Can you recognise the asterism of 'The Plough" in the foreground?


 The disk, constructed on the site of the South Bay Pool, contains, as fibre optic terminals, the 42 brightest circumpolar stars (stars which never set) as seen from Scarborough. It also marks the positions of the sunrise points over the North Sea for various dates in the year.


 The idea for this stage in the development of the South Bay Pool was instigated by "Create", an arts and cultural agency, specialising in the setting up of temporary works of art and events. Also involved, in the ongoing project is the Scarborough Urban Renaissance of Public Space Group working in conjunction with Scarborough Borough Council. Funding was provided by "Yorkshire Forward" and the Borough Council. Because of my, and the Scarborough Astronomical Society's extensive involvement in the preparatory work for this enterprise, it was rather nice that the educational "illumination" became operational within a month of the 30th. birthday of Scarborough & Ryedale Astronomical Society! 


 Before you is probably the largest star disk of its kind in the United Kingdom. The 42 stars, which glow at night as fibre optic light points, show the brightest stars always visible in the northern sky above Scarborough’s distinctive headland, with the Pole Star almost at the centre. You will recognise the seven stars of  “The Plough”, or “Big Dipper”, perhaps the most well known pattern of stars in the northern hemisphere. Also you will see the “W” shape of Cassiopeia, a vain queen who featured in a famous story of Greek mythology, together with her husband, King Cepheus of Ethiopia.  Can you also spot the “Little Bear” with the Pole Star at the tip of his tail, and Draco the Dragon snaking around between the Plough and the “Little Dipper”, another name for the little Bear?
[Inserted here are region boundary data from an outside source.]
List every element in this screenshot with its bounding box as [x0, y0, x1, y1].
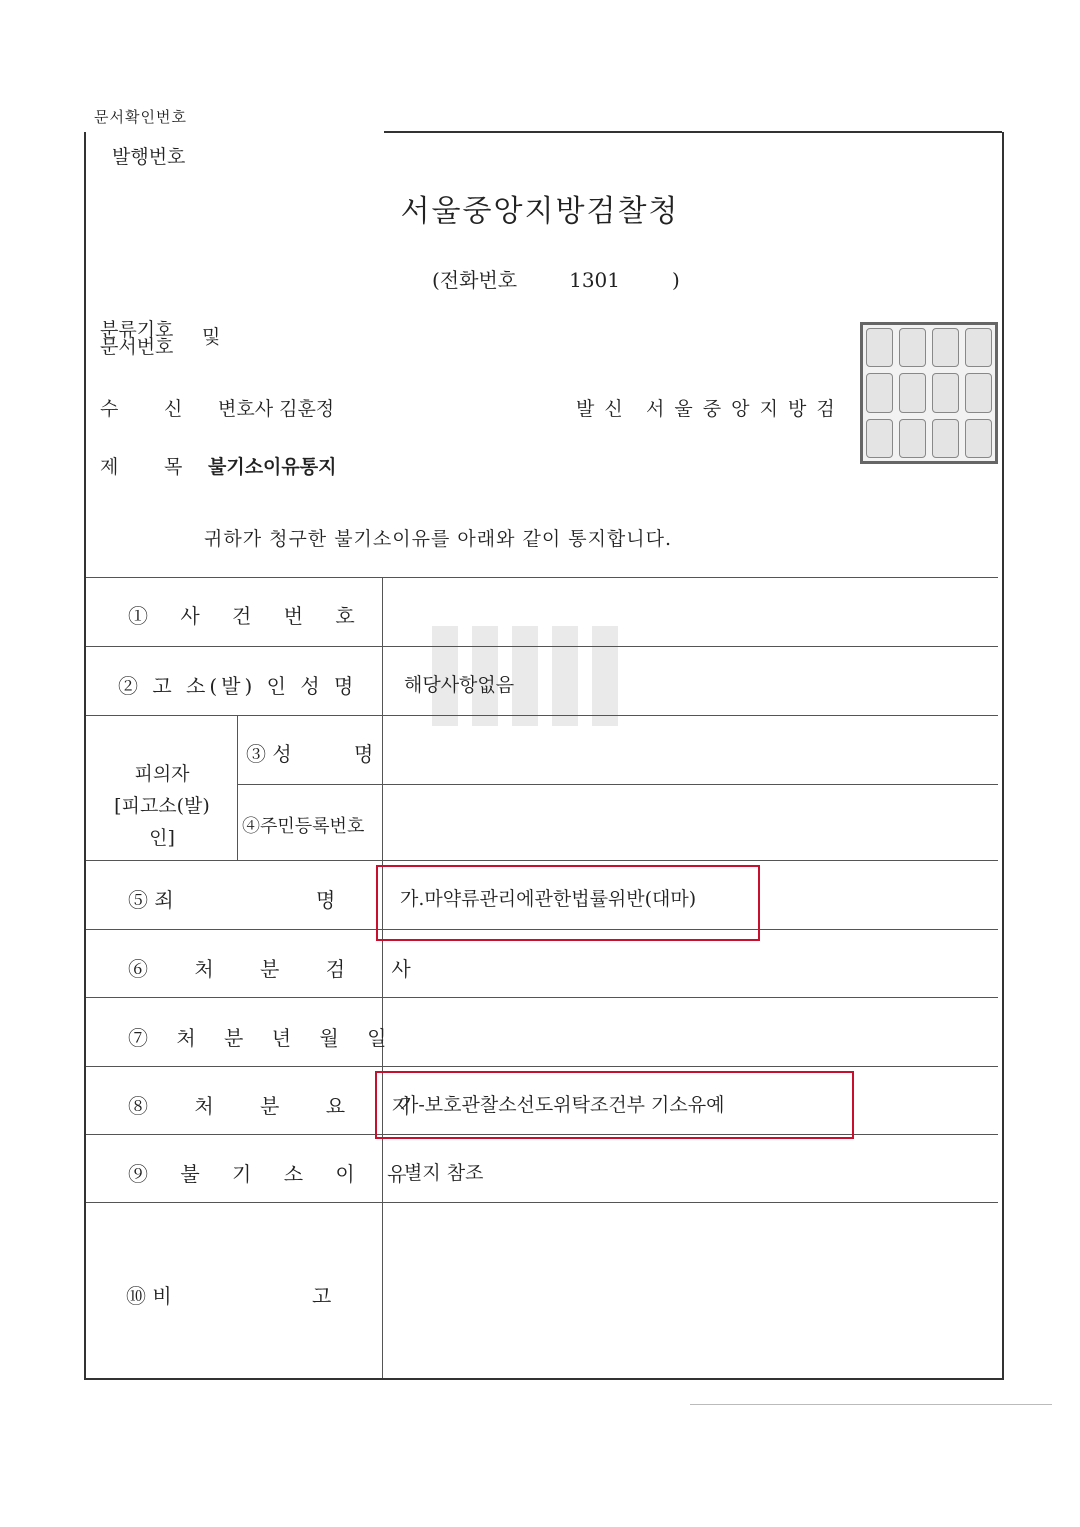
recipient-value: 변호사 김훈정 — [218, 398, 335, 420]
official-seal — [860, 322, 998, 464]
suspect-line2: [피고소(발)인] — [114, 795, 210, 849]
table-rule — [86, 715, 998, 716]
table-rule — [86, 1066, 998, 1067]
suspect-group-label — [104, 758, 220, 854]
subject-value: 불기소이유통지 — [208, 456, 337, 478]
subject-label-b: 목 — [164, 456, 183, 478]
recipient-label-a: 수 — [100, 398, 119, 420]
table-rule — [86, 646, 998, 647]
complainant-value: 해당사항없음 — [404, 674, 515, 696]
suspect-name-label-a: ③ 성 — [246, 742, 292, 766]
charge-highlight-box — [376, 865, 760, 941]
recipient-label-b: 신 — [164, 398, 183, 420]
suspect-line1: 피의자 — [134, 763, 190, 785]
sender-value: 서 울 중 앙 지 방 검 — [646, 398, 837, 420]
suspect-name-label-b: 명 — [354, 742, 374, 766]
table-column-divider — [237, 715, 238, 860]
disposition-label: ⑧ 처 분 요 지 — [128, 1094, 431, 1118]
table-rule — [86, 1202, 998, 1203]
charge-value: 가.마약류관리에관한법률위반(대마) — [400, 888, 697, 910]
agency-title: 서울중앙지방검찰청 — [400, 194, 680, 229]
case-number-label: ① 사 건 번 호 — [128, 604, 368, 628]
seal-pattern — [863, 325, 995, 461]
suspect-id-label: ④주민등록번호 — [242, 816, 365, 837]
classification-label — [100, 319, 174, 358]
reason-value: 별지 참조 — [404, 1162, 484, 1184]
intro-sentence: 귀하가 청구한 불기소이유를 아래와 같이 통지합니다. — [204, 528, 673, 550]
sender-label: 발 신 — [576, 398, 625, 420]
complainant-label: ② 고 소(발) 인 성 명 — [118, 674, 358, 698]
date-label: ⑦ 처 분 년 월 일 — [128, 1026, 398, 1050]
table-rule — [86, 997, 998, 998]
charge-label-a: ⑤ 죄 — [128, 888, 174, 912]
subject-label-a: 제 — [100, 456, 119, 478]
phone-line — [432, 264, 680, 293]
charge-label-b: 명 — [316, 888, 336, 912]
remarks-label-b: 고 — [312, 1284, 332, 1308]
phone-open-label: (전화번호 — [432, 268, 518, 292]
classification-line2: 문서번호 — [100, 336, 174, 358]
remarks-label-a: ⑩ 비 — [126, 1284, 172, 1308]
background-watermark — [432, 626, 652, 776]
table-rule — [86, 860, 998, 861]
scan-artifact-line — [690, 1404, 1052, 1405]
classification-line1: 분류기호 — [100, 319, 174, 341]
document-check-number-label: 문서확인번호 — [94, 108, 187, 126]
phone-number: 1301 — [569, 268, 620, 292]
disposition-highlight-box — [375, 1071, 854, 1139]
phone-close: ) — [672, 268, 680, 292]
disposition-value: 가-보호관찰소선도위탁조건부 기소유예 — [400, 1094, 725, 1116]
table-rule — [86, 577, 998, 578]
table-rule — [237, 784, 998, 785]
reason-label: ⑨ 불 기 소 이 유 — [128, 1162, 420, 1186]
classification-and: 및 — [202, 326, 221, 348]
prosecutor-label: ⑥ 처 분 검 사 — [128, 957, 431, 981]
issue-number-label: 발행번호 — [112, 146, 186, 168]
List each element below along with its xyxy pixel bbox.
The brightest star on the disk is Capella, the little she-goat, in the arms of Auriga, the Charioteer. This star, the sixth brightest in the entire sky, may be seen low in the north during summer nights, but almost overhead at midnight in midwinter.

 If you stand at the very centre of the disk, where all the lines converge, your exact geographical location on the earth’s surface is:

LATITUDE: 54 degrees, 16 minutes, 15.4 seconds NORTH of the Equator

LONGITUDE: 00 degrees, 23 minutes, 36.8 seconds WEST of the Greenwich Meridian, and from here, notice how True North is exactly in line with the tower of St Mary’s Church!

 From the disk’s centre the positions of Sunrise over the sea at various dates can be seen. The dates are marked on the inner wave-wall seat.


 Please note that all the times mentioned in this description are G.M.T. so please remember to add 1 hour when Summer Time is in force!

 The stars you see before you are in the positions they occupy in the northern sky at astronomical midnight on June 21st each year. Stand on the June 21st date mark and imagine the entire disk placed in the sky above St Mary’s Church so that the far end of the disk is overhead and the edge nearest to you almost touching the headland. This is how to use the disk.

 As the earth continues on its orbit around the sun so the position of the northern stars seem to change.  If you stand on any of the other dates and look at the star disk, you will see the different appearance of the northern sky at midnight on that particular date. Remember though, you will still have to face towards the north, and St Mary’s Church, in order to see the stars in their new position in the sky!

 As the earth rotates on its axis, so the stars seem to turn around the pole as the night progresses, and the star disk can also show you the different appearances of the northern stars during the course of a single night. Here’s how:

 Suppose it is June 21st and you want to see how the northern sky looks two hours earlier, at 10 pm. Each of the converging lines on the chart represents 2 hours of time, so if you stand at the edge of the line labelled “21st May” the view across the disk shows you the appearance of the stars two hours earlier. Similarly, if you want to see how the stars are positioned two hours later, at 2 am on June 21st, stand on the edge of the line marked 21st July. This method can be used for any date you require.


Notice how the N-S line of longitude points to the tower of St Mary's Church. in the distance.